The second is that depending on which nation of the Commonwealth you were born in, your perception of the world is vastly different. Members from developing nations are looking for the recognition that they have something valuable to contribute. They do not seek “a leg up” but want to be active citizens in building better societies.
The above made me think about how we go about the work we are doing with our school communities here in Parramatta and raised so many questions for me. Have we have tapped into the rich diversity of our school communities and started from where they are rather then where they should be? Are we stifling innovation or failing to nurture it? What are the new models we need to explore to build leaders capacities and so on.
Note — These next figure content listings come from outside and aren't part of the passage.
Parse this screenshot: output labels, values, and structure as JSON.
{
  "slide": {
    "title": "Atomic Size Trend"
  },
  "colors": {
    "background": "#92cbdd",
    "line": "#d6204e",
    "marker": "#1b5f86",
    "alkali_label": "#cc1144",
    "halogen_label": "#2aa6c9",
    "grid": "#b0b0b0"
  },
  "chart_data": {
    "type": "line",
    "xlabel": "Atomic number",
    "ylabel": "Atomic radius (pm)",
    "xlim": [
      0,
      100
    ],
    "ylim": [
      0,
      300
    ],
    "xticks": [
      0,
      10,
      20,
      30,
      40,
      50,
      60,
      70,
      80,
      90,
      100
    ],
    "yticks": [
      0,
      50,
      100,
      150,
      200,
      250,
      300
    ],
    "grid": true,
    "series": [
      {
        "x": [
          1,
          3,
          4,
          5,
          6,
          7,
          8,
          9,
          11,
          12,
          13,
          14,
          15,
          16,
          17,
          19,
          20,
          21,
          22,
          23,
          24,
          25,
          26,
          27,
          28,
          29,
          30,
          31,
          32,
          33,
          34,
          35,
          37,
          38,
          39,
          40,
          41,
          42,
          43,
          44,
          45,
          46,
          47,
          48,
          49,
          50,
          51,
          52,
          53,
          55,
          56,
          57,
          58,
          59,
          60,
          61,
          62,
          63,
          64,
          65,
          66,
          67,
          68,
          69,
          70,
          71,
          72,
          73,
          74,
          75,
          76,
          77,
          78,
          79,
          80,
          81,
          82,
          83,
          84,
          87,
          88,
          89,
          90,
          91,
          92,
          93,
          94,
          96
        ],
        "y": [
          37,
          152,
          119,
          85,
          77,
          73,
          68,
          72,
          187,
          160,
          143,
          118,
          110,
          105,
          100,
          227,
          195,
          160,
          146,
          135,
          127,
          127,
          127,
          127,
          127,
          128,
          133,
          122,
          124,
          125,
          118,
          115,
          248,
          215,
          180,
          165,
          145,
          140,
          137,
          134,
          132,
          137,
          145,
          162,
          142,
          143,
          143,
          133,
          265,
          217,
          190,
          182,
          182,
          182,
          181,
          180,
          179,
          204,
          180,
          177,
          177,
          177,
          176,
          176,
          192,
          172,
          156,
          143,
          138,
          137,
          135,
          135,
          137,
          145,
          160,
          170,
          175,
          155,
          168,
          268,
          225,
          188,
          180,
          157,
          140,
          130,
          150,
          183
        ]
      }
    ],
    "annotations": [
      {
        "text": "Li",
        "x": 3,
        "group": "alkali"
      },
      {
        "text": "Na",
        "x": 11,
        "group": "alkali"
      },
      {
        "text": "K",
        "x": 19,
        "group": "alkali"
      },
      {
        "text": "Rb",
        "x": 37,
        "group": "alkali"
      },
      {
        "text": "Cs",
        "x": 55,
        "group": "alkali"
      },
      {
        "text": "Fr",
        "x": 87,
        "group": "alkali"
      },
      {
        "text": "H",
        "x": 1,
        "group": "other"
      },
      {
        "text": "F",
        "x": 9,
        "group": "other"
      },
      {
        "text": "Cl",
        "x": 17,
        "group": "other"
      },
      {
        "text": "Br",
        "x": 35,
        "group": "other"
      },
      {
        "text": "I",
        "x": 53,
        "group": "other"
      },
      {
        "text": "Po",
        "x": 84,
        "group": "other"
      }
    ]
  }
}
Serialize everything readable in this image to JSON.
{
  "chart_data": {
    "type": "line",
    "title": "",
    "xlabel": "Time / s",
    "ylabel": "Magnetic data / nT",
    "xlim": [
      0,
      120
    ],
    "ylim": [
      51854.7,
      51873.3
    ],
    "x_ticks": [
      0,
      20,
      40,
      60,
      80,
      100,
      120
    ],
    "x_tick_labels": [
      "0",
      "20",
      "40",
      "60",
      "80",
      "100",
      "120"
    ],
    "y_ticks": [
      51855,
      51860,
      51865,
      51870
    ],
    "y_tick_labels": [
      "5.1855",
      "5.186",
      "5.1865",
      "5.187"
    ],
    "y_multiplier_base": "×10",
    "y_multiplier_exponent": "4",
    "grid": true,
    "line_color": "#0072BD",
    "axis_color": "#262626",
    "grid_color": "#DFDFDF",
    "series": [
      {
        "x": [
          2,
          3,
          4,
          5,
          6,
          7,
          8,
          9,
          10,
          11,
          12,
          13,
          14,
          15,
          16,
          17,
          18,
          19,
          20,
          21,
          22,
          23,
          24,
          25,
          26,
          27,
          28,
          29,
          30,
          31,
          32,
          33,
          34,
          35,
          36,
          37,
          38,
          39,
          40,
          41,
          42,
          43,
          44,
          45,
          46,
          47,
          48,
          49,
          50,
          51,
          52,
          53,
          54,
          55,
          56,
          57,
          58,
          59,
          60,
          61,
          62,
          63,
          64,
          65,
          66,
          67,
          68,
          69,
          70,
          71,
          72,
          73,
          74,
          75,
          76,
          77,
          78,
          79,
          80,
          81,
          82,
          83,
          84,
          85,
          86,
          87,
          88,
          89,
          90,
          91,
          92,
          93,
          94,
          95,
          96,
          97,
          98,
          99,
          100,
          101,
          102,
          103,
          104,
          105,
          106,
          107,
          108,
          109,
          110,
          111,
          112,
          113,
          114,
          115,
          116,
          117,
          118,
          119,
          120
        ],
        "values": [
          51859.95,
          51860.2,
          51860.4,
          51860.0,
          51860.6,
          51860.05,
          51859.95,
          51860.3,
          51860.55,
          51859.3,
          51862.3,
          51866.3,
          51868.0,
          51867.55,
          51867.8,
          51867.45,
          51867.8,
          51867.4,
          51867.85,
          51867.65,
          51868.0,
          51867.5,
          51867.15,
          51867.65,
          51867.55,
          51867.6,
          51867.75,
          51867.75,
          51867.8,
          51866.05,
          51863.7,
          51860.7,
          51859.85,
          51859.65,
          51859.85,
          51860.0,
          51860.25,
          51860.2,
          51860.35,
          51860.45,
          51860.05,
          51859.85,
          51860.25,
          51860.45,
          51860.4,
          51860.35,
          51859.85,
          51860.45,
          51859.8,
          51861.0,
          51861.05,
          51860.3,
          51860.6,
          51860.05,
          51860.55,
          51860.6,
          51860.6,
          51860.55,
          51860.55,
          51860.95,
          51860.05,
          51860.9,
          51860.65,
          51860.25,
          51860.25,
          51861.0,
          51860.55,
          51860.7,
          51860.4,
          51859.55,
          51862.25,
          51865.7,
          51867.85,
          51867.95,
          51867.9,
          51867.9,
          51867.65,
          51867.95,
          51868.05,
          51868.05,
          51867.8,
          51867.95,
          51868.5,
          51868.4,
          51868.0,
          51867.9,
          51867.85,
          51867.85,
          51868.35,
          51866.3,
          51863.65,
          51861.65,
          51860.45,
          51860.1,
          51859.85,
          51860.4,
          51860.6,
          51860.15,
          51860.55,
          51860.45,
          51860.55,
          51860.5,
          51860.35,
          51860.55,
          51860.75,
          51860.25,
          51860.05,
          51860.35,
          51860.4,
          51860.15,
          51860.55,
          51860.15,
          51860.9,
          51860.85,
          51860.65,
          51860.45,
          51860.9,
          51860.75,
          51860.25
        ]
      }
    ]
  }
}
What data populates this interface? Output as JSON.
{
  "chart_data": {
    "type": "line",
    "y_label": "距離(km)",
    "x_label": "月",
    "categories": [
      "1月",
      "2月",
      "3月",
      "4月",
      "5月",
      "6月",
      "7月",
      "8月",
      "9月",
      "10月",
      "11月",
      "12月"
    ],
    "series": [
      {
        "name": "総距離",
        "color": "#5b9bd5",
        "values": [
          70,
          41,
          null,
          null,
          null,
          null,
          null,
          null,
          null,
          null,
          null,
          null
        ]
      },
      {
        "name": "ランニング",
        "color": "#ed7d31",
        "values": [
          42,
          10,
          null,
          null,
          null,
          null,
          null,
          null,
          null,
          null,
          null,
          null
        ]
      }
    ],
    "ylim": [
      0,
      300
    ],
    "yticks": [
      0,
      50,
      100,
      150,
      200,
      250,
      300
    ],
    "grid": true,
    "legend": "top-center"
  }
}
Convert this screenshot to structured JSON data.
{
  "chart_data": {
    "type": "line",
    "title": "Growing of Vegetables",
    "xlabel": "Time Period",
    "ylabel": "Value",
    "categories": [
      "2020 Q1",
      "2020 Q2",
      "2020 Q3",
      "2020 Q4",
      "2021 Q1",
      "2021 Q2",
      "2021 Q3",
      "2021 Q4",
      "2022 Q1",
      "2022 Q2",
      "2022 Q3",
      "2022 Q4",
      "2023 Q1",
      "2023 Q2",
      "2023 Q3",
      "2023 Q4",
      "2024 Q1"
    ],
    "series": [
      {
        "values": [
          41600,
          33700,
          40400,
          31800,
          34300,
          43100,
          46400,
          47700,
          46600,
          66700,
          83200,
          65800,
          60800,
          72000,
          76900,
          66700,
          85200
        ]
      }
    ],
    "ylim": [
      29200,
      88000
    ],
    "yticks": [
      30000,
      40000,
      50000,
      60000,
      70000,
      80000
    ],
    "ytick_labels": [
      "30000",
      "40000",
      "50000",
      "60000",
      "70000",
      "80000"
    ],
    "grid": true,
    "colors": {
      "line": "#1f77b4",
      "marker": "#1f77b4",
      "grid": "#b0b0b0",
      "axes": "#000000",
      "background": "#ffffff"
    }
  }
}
This conference taught me many things but key was the value of multiple data sets and the evidence it draws as well as the critical need to interrogate the data from several different points of view. Listening to other leaders and hearing what the data and evidence says to them was a real eye-opener and often altered my own understanding.
For me the most important message I can share is that no matter your experience or expertise base, there is always something to learn. Living in a global village demands that I need to be a life-long learner as well.